Cameroon's Anglophone conflict has been underreported in international and African
media. In fact, it tops the Norwegian Refugee Council's list of 2019 Most Neglected
Displacement Crises. In April 2019, Human Rights Watch's main researcher for
Cameroon was denied entry into the country at the Douala airport en route to investigate
and report on human rights violations in the English-speaking regions. Cameroonian
journalists have been jailed for trying to cover the Crisis.
Civilians and combatants alike use social media to share information about the conflict.

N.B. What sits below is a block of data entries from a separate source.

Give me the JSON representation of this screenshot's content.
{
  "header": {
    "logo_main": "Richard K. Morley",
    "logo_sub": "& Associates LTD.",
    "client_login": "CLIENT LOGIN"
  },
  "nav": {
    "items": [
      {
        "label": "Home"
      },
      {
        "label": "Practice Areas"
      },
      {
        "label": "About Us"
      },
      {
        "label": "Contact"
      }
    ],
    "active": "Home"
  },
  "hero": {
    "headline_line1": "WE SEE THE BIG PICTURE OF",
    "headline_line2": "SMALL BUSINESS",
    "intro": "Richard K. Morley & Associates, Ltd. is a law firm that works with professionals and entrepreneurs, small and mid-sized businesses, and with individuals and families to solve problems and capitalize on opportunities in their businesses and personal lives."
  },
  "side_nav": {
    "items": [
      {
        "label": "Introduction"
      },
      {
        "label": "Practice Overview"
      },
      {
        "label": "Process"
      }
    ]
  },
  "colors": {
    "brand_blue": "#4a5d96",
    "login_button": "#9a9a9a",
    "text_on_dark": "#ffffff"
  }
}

However, this information is diffuse and disorganized. It is also not authenticated,
and in some cases images of past incidents or incidents from other countries are
recirculated on social media with false attribution to the Crisis. Civilians caught
with Crisis information in their phones may be harmed by military, and in Cameroon's
current climate of mistrust, people pass information to their friends of friends
of friends to post to avoid being traced. Cameroon's government has threatened,
detained, and physically harmed journalists.
The Cameroonian government has not met its 'responsibility to protect,' and the
Crisis continues. It demands regional and international attention and action to
reduce violence, protect civilians, care for refugees and IDPs, reestablish human
rights, and permit a ceasefire and peace negotiations.
Having access to verified information and evidence of atrocities taking place in
Cameroon could be extremely helpful in encouraging these outcomes.
This Database of Atrocities will securely store sensitive information about atrocities
to support an end to the Anglophone Crisis, so that the suffering of civilians eases,
and peace and justice can take over.